Reports from the islands about clashes between residents and police can no longer be posted on the ERT website by regional correspondents unless they first obtain the management’s approval. The censorship began when a reporter posted an article about the violent clashes that had been taking place for several days between riot police and residents of the Greek island of Lesbos over the new migrant camps there. Until then, the ERT website’s regional correspondents had enjoyed a degree of autonomy in the choice of articles to be published. But, a few hours after the author of this story refused to comply with the management’s request to remove it, her colleagues discovered that they could no longer post their own stories without first asking the management’s permission.
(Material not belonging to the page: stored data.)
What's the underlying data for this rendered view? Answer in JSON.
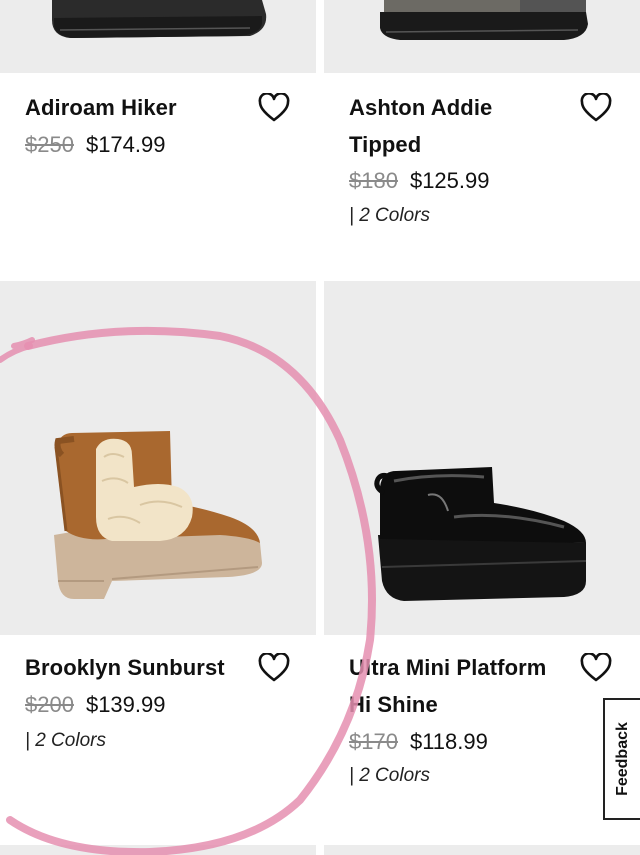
{
  "products": [
    {
      "name": "Adiroam Hiker",
      "old_price": "$250",
      "new_price": "$174.99",
      "colors": ""
    },
    {
      "name": "Ashton Addie Tipped",
      "old_price": "$180",
      "new_price": "$125.99",
      "colors": "| 2 Colors"
    },
    {
      "name": "Brooklyn Sunburst",
      "old_price": "$200",
      "new_price": "$139.99",
      "colors": "| 2 Colors"
    },
    {
      "name": "Ultra Mini Platform Hi Shine",
      "old_price": "$170",
      "new_price": "$118.99",
      "colors": "| 2 Colors"
    }
  ],
  "feedback": {
    "label": "Feedback"
  },
  "icons": {
    "wishlist": "heart-outline-icon"
  },
  "colors": {
    "image_bg": "#ececec",
    "old_price": "#8a8a8a",
    "annotation": "#e58fb0"
  }
}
ERT news chief Yiannis Daskalakis confirmed this change of policy to regional radio station director Michalis Messinis.
“The ERT management’s censorship of journalists working at the front line of the migrant crisis must stop,” RSF editor-in-chief Pauline Adès-Mével said. “In view of the scale and intensity of the anti-migrant clashes on several Greek islands, it is essential that local journalists are able to cover incidents freely and provide the Greek public with full and transparent reporting.”
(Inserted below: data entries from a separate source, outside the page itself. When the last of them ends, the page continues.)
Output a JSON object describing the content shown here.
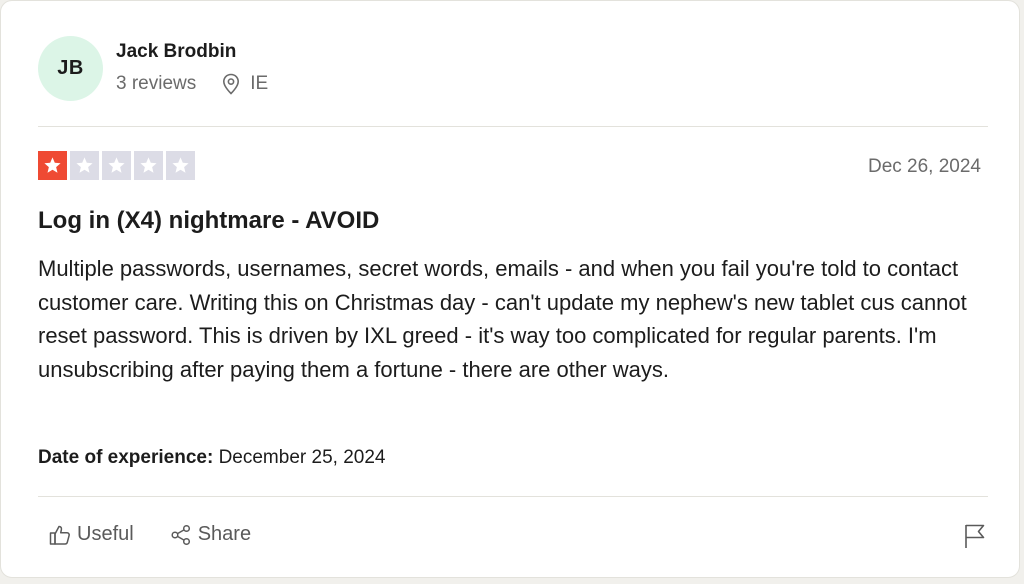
{
  "reviewer": {
    "initials": "JB",
    "name": "Jack Brodbin",
    "reviews_count": "3 reviews",
    "country": "IE",
    "avatar_color": "#dcf5e7"
  },
  "review": {
    "rating": 1,
    "rating_max": 5,
    "star_filled_color": "#ef4a33",
    "star_empty_color": "#dcdce6",
    "date": "Dec 26, 2024",
    "title": "Log in (X4) nightmare - AVOID",
    "body": "Multiple passwords, usernames, secret words, emails - and when you fail you're told to contact customer care. Writing this on Christmas day - can't update my nephew's new tablet cus cannot reset password. This is driven by IXL greed - it's way too complicated for regular parents. I'm unsubscribing after paying them a fortune - there are other ways.",
    "experience_label": "Date of experience:",
    "experience_date": "December 25, 2024"
  },
  "actions": {
    "useful_label": "Useful",
    "share_label": "Share",
    "icons": [
      "thumbs-up-icon",
      "share-icon",
      "flag-icon",
      "location-pin-icon",
      "star-icon"
    ]
  }
}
Although the prime minister has made it harder to obtain asylum and residence permits, the number of migrants keeps on growing. Greek society is increasingly polarized by the issue and journalists covering the migrant crisis are exposed to more and more harassment and threats.Far-right activists attacked German journalist Thomas Jacobi during an anti-migrant protest in Athens a few weeks ago. A journalist covering the refugee issue in Lesbos was the target of online harassment by far-right activists in 2018, while the defence ministry brought a defamation suit against three other reporters covering the same subject.
Greece is ranked 65th out of 180 countries in RSF's latest World Press Freedom Index.